You are missing trading opportunities:
- Free trading apps
- Over 8,000 signals for copying
- Economic news for exploring financial markets
Registration
Log in
You agree to website policy and terms of use
If you do not have an account, please register
I recommend making a minimal change first, so that memory reallocation is done less frequently. Two lines
m_total_rows++;
ArrayResize(m_cells,m_total_rows*m_total_columns,10000);
in bool CSVReader::AddData(string data_str,bool header) replace with
m_total_rows++;
if (m_total_rows*m_total_columns>ArraySize(m_cells)) ArrayResize(m_cells,2*m_total_rows*m_total_columns);
The number of memory reallocations with copying should become O(log(n,2)) instead of O(n). 20 instead of 600 thousand. Maybe that's enough for you now.
Thank you! I want to let you know what I've got:
1. No change in memory - by 10 gigabytes the current code ate RAM there and there.
2. By speed:
2.1 Old version 574 seconds
2.2 New version: 138 seconds.
So you get a 4-time gain, which is pretty good! However, memory is tight, and this is far from all that needs to be loaded....
very handy :)
So I converted CSV to binary, minus the date.

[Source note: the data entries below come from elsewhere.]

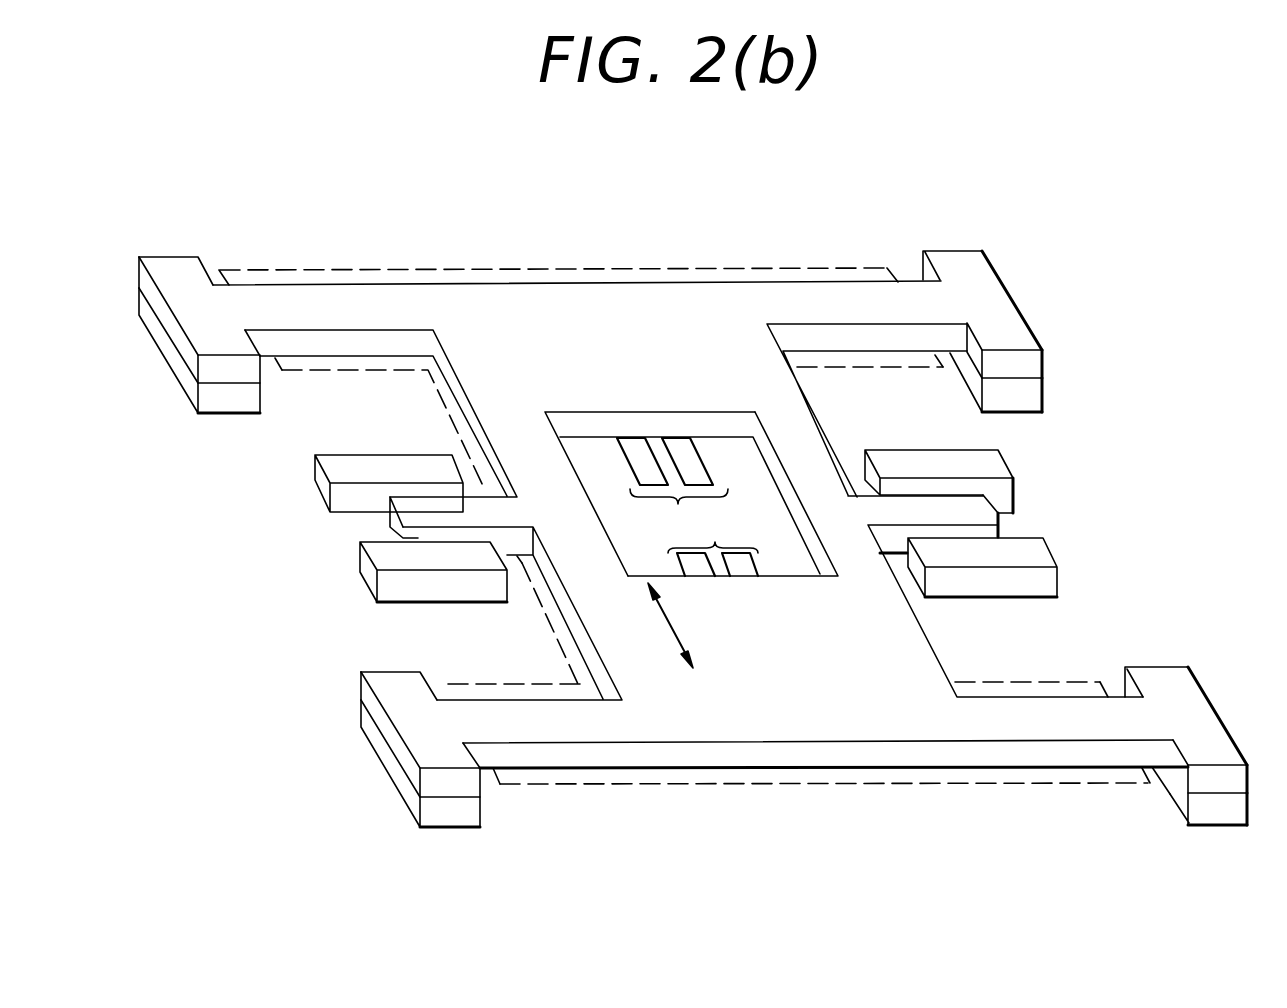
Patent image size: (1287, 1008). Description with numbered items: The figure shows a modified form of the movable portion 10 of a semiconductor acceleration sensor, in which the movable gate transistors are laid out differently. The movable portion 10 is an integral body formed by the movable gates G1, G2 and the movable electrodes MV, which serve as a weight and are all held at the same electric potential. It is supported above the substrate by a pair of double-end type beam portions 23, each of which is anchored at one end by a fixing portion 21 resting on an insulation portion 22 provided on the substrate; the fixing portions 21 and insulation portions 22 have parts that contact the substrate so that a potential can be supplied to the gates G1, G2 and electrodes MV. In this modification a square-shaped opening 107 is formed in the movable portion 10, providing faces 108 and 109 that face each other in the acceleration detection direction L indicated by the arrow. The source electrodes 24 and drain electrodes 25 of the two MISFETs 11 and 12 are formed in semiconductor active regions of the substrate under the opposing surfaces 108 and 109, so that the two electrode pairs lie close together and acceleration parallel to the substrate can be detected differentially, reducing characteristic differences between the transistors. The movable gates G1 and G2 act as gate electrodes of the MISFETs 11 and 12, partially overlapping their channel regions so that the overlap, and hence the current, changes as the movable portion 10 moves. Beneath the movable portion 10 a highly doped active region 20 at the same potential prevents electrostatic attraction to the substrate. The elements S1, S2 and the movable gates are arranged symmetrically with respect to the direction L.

The movable portion 10 is at (675, 318).
The active region 20 is at (622, 775).
The fixing portion 21 is at (179, 262).
The insulation portion 22 is at (225, 400).
The beam portion 23 is at (303, 297).
The source electrode 24 is at (642, 466).
The drain electrode 25 is at (692, 457).
The MISFET 11 is at (679, 511).
The MISFET 12 is at (713, 532).
The square-shaped opening 107 is at (588, 412).
The face 108 is at (808, 574).
The face 109 is at (700, 430).
The movable gate G1 is at (647, 412).
The movable gate G2 is at (733, 580).
The first spacer S1 is at (330, 465).
The second spacer S2 is at (377, 555).
The movable electrode MV is at (405, 510).
The acceleration detection direction L is at (673, 628).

What it turns out, when running the script took up 1 gigabyte of memory, which compared to 10 is very good. However, it's still a lot :)
In terms of speed - only 16 seconds! Quite good!
I recommend making a minimal change first, so that memory reallocation is done less frequently. Two lines
m_total_rows++;
ArrayResize(m_cells,m_total_rows*m_total_columns,10000);
in bool CSVReader::AddData(string data_str,bool header) replace with
m_total_rows++;
if (m_total_rows*m_total_columns>ArraySize(m_cells)) ArrayResize(m_cells,2*m_total_rows*m_total_columns);
The number of memory reallocations with copying should become O(log(n,2)) instead of O(n). 20 instead of 600 thousand. Maybe that will be enough for you.
Actually the third parameter for ArrayResize() is specified for a reason... It's a bad change.
Read the documentation
Actually the third parameter for ArrayResize() is specified for a reason... a feathery change...
Read the documentation
What did you manage to get from the documentation about the third parameter, useful for this case, when solving the task of lifting into memory .csv created in different programs and having arbitrary size?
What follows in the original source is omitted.